Pharaoh flicked his paper football way off-course and hit Valentine in chest.

“A little help,” he said, reaching out.

Valentine smiled and tore the football into little tiny pieces. If I had done that, Pharaoh and the other boys would make me miserable for a year. He didn’t even say anything to her.

Sometimes I watch Valentine during class. I wish for her hands, her stare like concertina wire. My eyes aren’t blue, though. And even if they were, they wouldn’t be that hard translucent color. I’d still just be myself, but with blue eyes.

The White Trash club didn’t shame me. (It seems important to say this.) It didn’t hurt my feelings or break my heart, and maybe that’s because Pierre had put himself right there in the corner with me. Or maybe just because I’d been poor my whole life and it was a condition that didn’t really seem worth remarking on. I’d grown up rural and half-wild. In cut-off jeans and canvas sneakers. In a trailer. In Arkansas. These were just some things about me, and that was not the same as being everything I was.

Next to me, Pierre was humming along with the television. He started to sing under his breath, then broke into the chorus, bellowing it out to the whole room, more or less on-key.

“That’s it,” the sub told him. “You can zip it and put your desk back where it belongs, or, if you can’t contain yourself, you can go to the office.”

Pierre grabbed the front of his desk and dragged it back to his row, making race car noises and muttering ostentatiously.

I stayed where I was, against the wall where he had put me. My white trash club of one. The boys from the basketball team were laughing, shoving each other surreptitiously and glancing back over their shoulders, but Pierre didn’t look at me. He sat perfectly still, staring at the TV. I was thinking about his expression. When he abandoned Valentine and sat down next to me, the look on his face had been utterly unfamiliar—not playful or challenging, but something apologetic and almost kind. It occurred to me, and for the first time, that maybe he’d been trying to save me.
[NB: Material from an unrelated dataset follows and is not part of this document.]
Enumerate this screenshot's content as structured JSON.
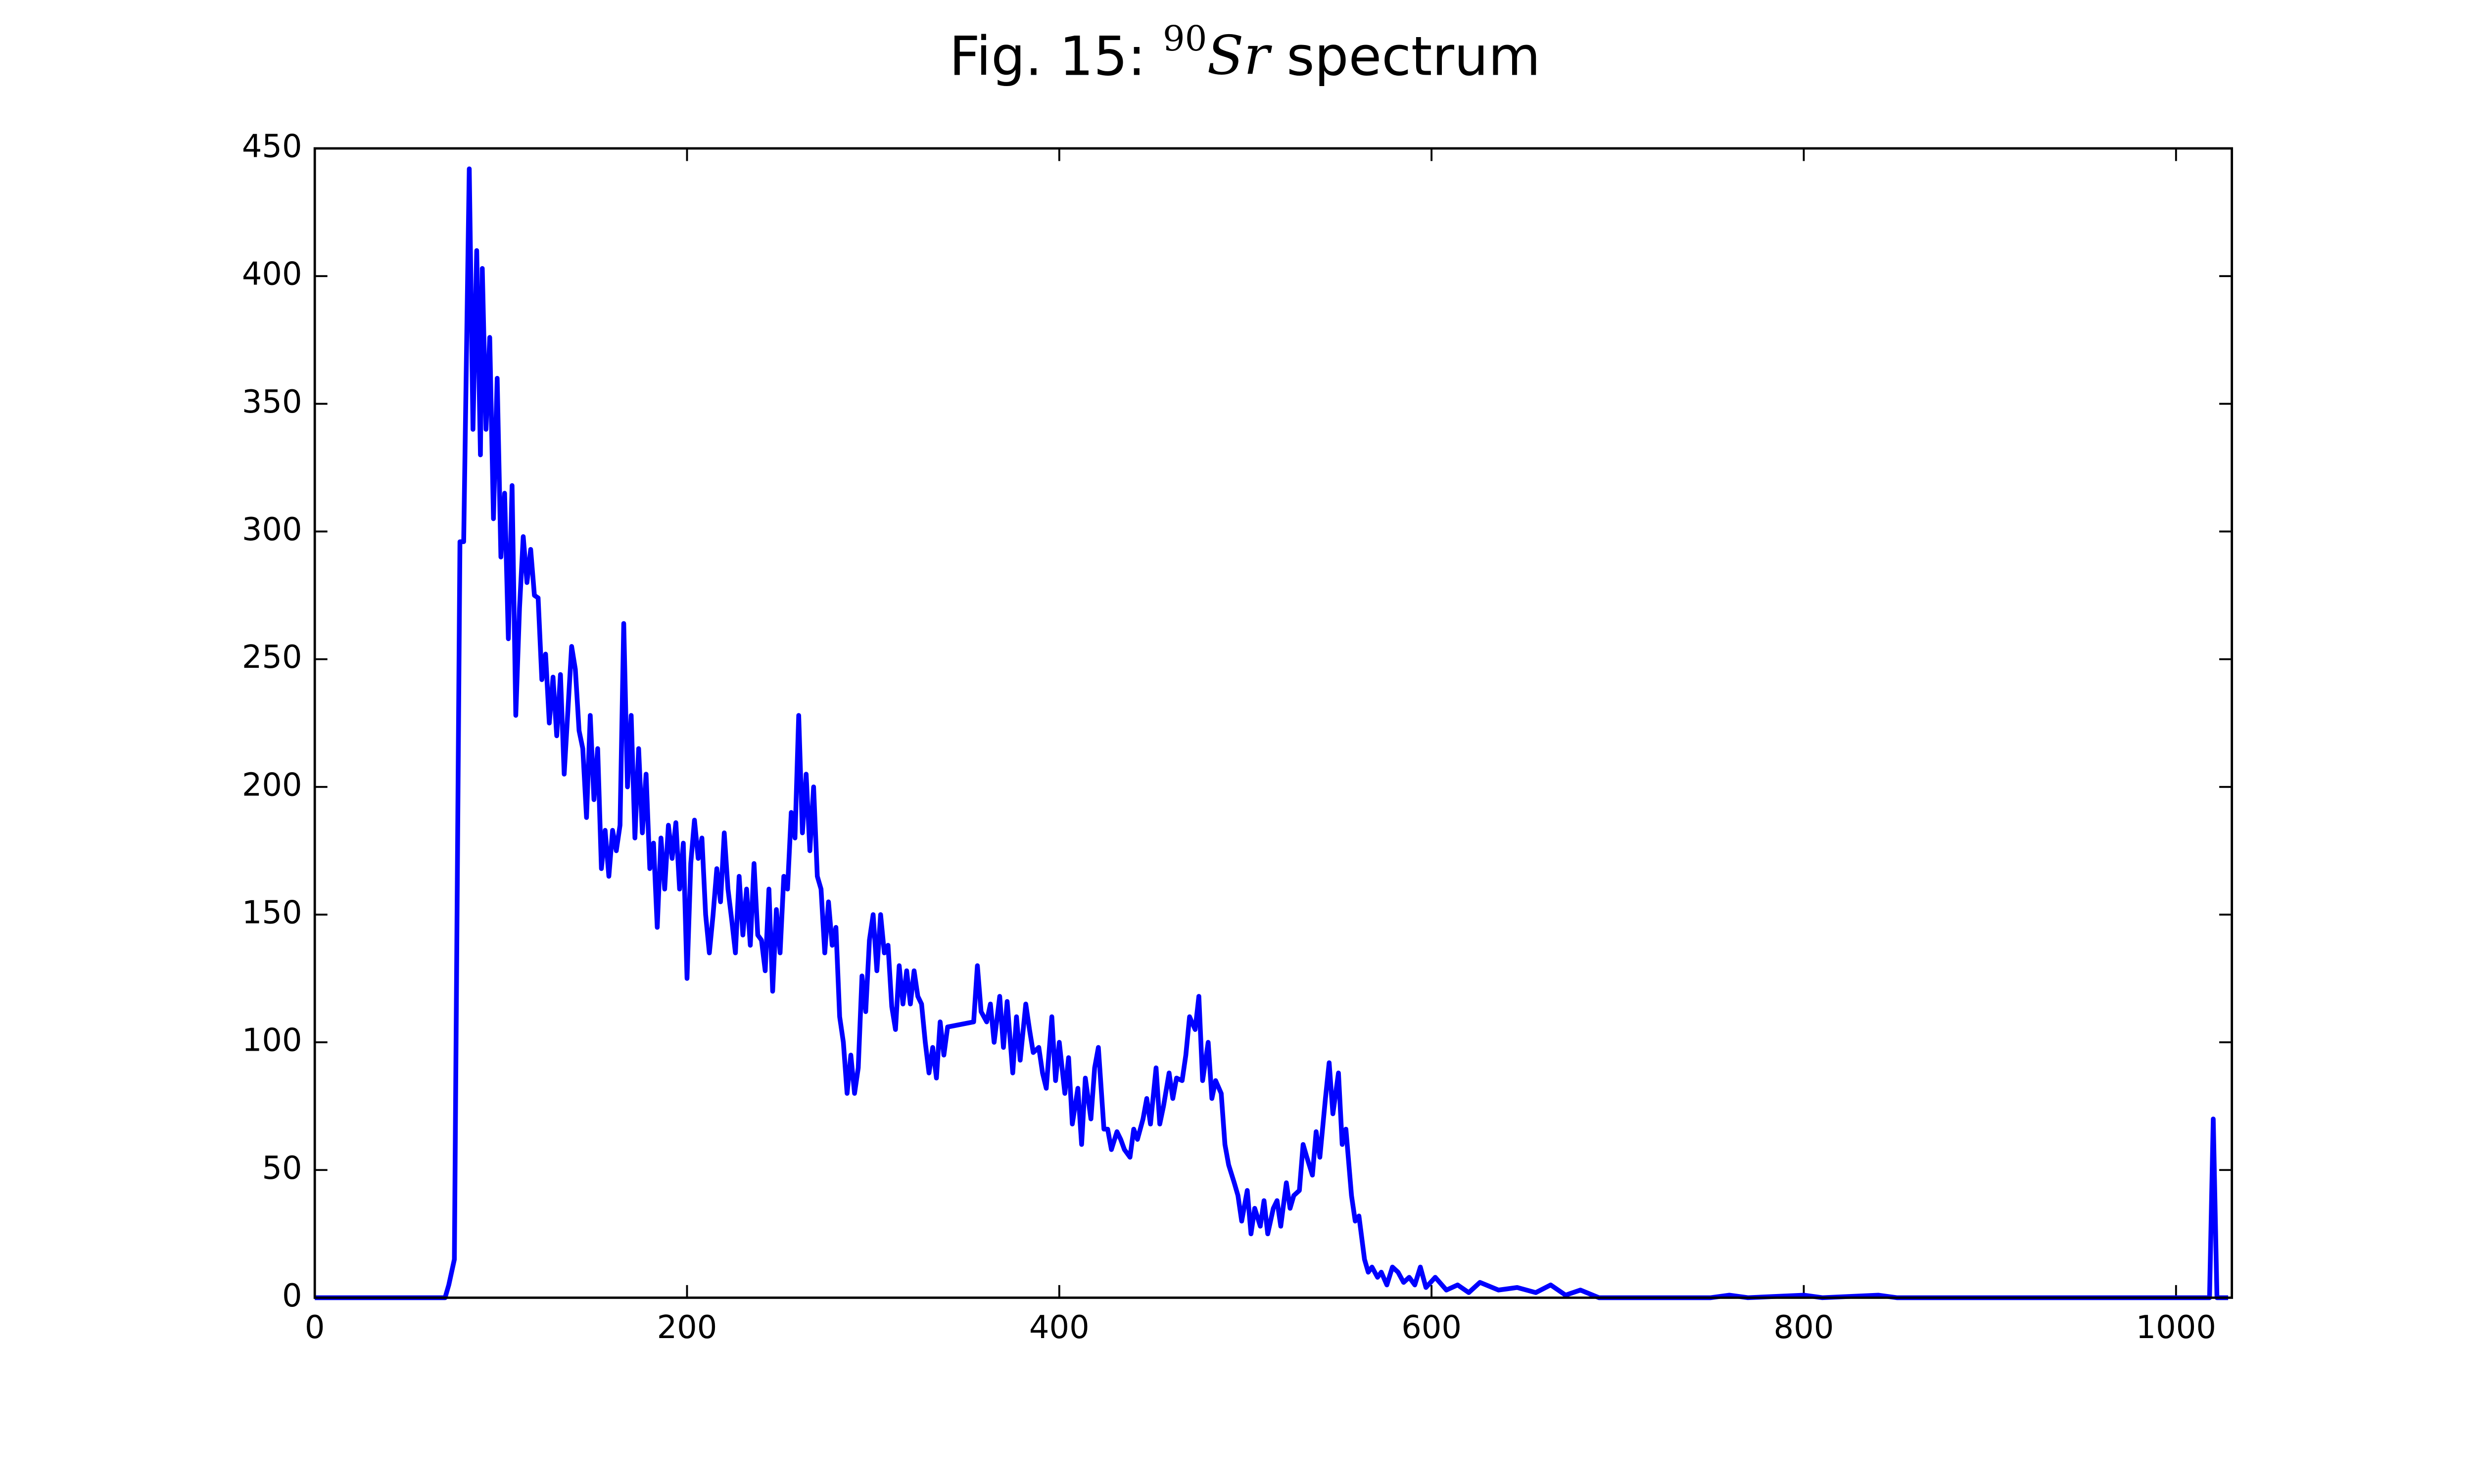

Now, the whole incident seems bizarre and touching and a little bit funny. But at the time, the realization that I might be pitiable was mortifying. It made my face go hot and my arms prickle.

I sat in the corner, drawing spirals and watching the light on Valentine’s hair. I was thinking that there wasn’t much point in cultivating my detachment if people were still just going to look at me and see someone timid and tiny and crushable. There was no prize for being indifferent. I wanted to be substantial. I wanted to be fierce. I wanted to be Valentine.

But mostly, I didn’t want anyone to look at me and think I needed saving.

*Unless you count the ability to stonewall like nobody’s business.

24 thoughts on “The White Trash Club

    • Honestly, I wouldn’t have it any other way. (I’m much better at conversations than lectures, and I really love hearing about other people’s experiences.) The high school posts are my favorite because out of the blue, sometimes people will share the best stories!

  1. Wow, I really enjoyed this story. I can relate to it because I had Spanish class surrounded by a bunch of jocks. They were also a year younger than me so it was extra awkward. But I aced spanish so it turned out okay.

    • Younger and older both seem to make it so much more awkward and I don’t know why that should be! A year is not that big a difference, but when you turn that year into a grade level, it seems like a decade . . .

  2. I’m half-way through The Replacement, which came in the post today, and I’m loving it so much I had to come online and find out about you. This post really struck me! You’re wonderful!

  3. Just seeing this
    I just read this (kind of late), I love your writing about high school. You have a very vivid memory. Look forward to new book this fall!
    Josie Wade

    • Re: Just seeing this
      Thanks, Josie! (I think it helped a lot that I was basically compulsive about writing everything down—I was so, so worried I’d forget something important.)